Khau gallis in Thane cook up a fusion storm
Khau gallis in Kalyan and Dombivli now seems to be drifting away from the old-world Maharashtrian cuisineUpdated: May 27, 2018 01:02 IST
Remember how street food once meant gorging on piping hot vada pavs or digging into some spicy missal pav Well, khau gallis in Kalyan and Dombivli now seems to be drifting away from the old-world Maharashtrian cuisine and cooking up a fusion storm.
Be it amidst the office crowd thronging Phadke Road, youngsters chilling in the lane near Pendharkar College in Dombivli, or families spending a good time at Shivaji Chowk, the streets are lined with shawarma trucks, momo joints, kebab corners and vendors whipping up delish versions of chaats and dosas!
Here are some hotspots in Kalyan and Dombivli that are packing a different punch to your regular street food.
Once you thread through the hustling shoppers, office goers and cultural processions at Phadke Road in Dombivli, you can easily spot the dabeli and vada pav stalls. Dig in, sure, but let yourself be guided ahead by the smell of barbecued chicken to small burger stalls or go on and grab some chilled milkshake with your kids. Proceed towards Ganesh Mandir and on the left are carts waiting for you to dig in to sandwiches, ragda puris, burgers, shakes, juices, and so much more.
Parents, children, senior citizens who come to the park nearby on weekends will vouch for the food here. “It is a family routine to visit this garden on Saturdays. My favorite is the ragda puri while my children love the meetha sev puri followed by chocolate milkshake,” says Akshata Rane, 38, a resident of Brahman Society.
Gulab Yadav, 42, who sells chat there says because of the crowd at the stalls, there is often quite a traffic jam. “We easily get around 700 customers on weekends,” says Yadav, who has seen the street dish up from a humble chaat corner in the past decade.
Heading to the lane near Pendharkar College, Dombivli, evenings take on a lively seasoning with youngsters parking their bikes near the food trucks and cafes. Apart from shawarma, momos, the likes of cheese sev puris, ice bhel or schezuan dosa seem to be a hit and are easy on the pocket. At the end of the lane, you’ll run into a shining Royal Enfield converted into a meaty shack, dishing out chicken skewers, burgers, wings, etc. While you’re there, you may also fall prey to the smell of skewered vegetarian kebabs, fresh out of the tandoor.
Another favourite seems to be the chicken cutlet pav, a spin off on the famous vada pav. “For Rs35, it’s quite a steal!

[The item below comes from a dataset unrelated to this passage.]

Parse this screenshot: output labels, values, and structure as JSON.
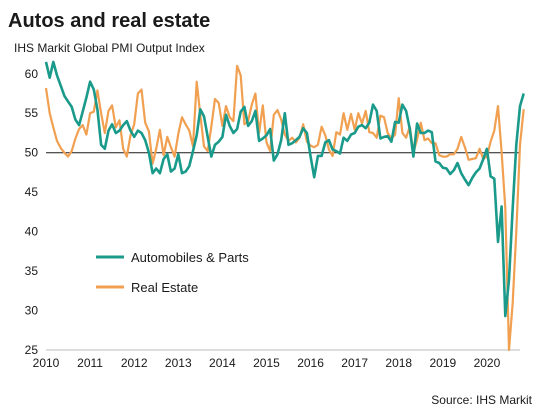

Chicken cutlets are sandwiched into a pav and you can also opt for an omelette,” says Suraj Lele, 24, from Tilak Nagar while digging into a double cutlet pav.
Atul Pense, who has a shawarma truck, says the demand from youngsters for momo and shawarma has made the lane so famous. “My uncle used to have a vada pav cart here. When he passed away, I decided to serve shawarma to cater to the new generation. Now, I have three trucks serving shawarma rolls,” says Pense.

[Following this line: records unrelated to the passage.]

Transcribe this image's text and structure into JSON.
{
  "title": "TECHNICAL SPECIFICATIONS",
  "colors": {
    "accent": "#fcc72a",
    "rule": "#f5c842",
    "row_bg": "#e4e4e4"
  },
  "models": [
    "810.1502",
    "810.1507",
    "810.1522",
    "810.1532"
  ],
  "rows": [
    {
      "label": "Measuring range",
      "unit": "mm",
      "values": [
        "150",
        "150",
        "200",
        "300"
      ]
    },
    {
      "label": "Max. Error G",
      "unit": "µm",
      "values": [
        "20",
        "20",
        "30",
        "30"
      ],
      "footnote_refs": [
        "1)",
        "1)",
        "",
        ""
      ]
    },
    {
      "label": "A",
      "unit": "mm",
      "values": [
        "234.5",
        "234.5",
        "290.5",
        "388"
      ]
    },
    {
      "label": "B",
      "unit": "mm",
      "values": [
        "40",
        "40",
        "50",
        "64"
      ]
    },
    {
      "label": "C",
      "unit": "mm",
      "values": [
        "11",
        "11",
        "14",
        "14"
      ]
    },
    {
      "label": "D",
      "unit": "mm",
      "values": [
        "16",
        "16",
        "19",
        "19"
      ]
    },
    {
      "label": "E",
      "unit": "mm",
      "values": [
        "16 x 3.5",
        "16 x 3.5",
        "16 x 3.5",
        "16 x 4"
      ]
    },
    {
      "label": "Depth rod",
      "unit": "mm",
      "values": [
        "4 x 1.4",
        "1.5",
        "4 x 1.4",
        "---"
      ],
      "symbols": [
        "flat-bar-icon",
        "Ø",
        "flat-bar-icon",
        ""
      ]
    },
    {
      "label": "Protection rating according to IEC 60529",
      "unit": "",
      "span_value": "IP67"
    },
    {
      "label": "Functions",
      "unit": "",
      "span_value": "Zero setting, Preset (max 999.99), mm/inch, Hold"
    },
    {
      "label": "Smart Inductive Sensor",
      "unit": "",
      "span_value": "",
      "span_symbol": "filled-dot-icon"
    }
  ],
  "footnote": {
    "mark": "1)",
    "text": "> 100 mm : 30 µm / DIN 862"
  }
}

Shivaji Chowk in Kalyan is also home to chaat stalls, ice-cream carts, vada pav and dabeli vendors. But beyond these are the Indian sweet shops that have stood the test of time and taste, for example, Anant Halwai that doles out hits like ras-malai, sutar-pheni, bakarwadi, sheikh and basundi.
If you are feeling a little old school, then Khidki Vada, a 50-year-old outlet that sparked off as a hole-in-the-wall has been a favorite among Kalyan residents. “We had started selling it for 10paise. It got popular and in 1990, we got a trademark,” says Yashwant Vaze, 78, owner of Khidki Vada.
Meghana Prajapati, 28, a Gandhi Chowk resident says she swears by the lane near Tilak Chowk for some feasting after shopping. “Pani puri, khidki vada and dabeli are always on my list whenever I visit this lane,” says Prajapati.
Come to Khadak Pada between 5pm to 8pm and you’ll see foodies, especially youngsters dig into various versions of chats, shawarmas and dosas.”Earlier, there were only two to three outlets. Now, this space has turned into a small Khau Galli,” says Nidhi Nair, 26, from Khadak Pada.
Similarly, Sai Chowk, has emerged with its carts full of momos, quirky Chinese takeaways, bhurji pav corners, malvani chicken, etc. “The food tastes good and is affordable,” says Pravesh Patil, 23, a regular at the chowk. “The stalls comes alive from 6pm till 9:30pm. We see mostly youngsters thronging our stalls because of the variety of fast food items available,” says Manish Rane, a stall owner at Sai-Chowk.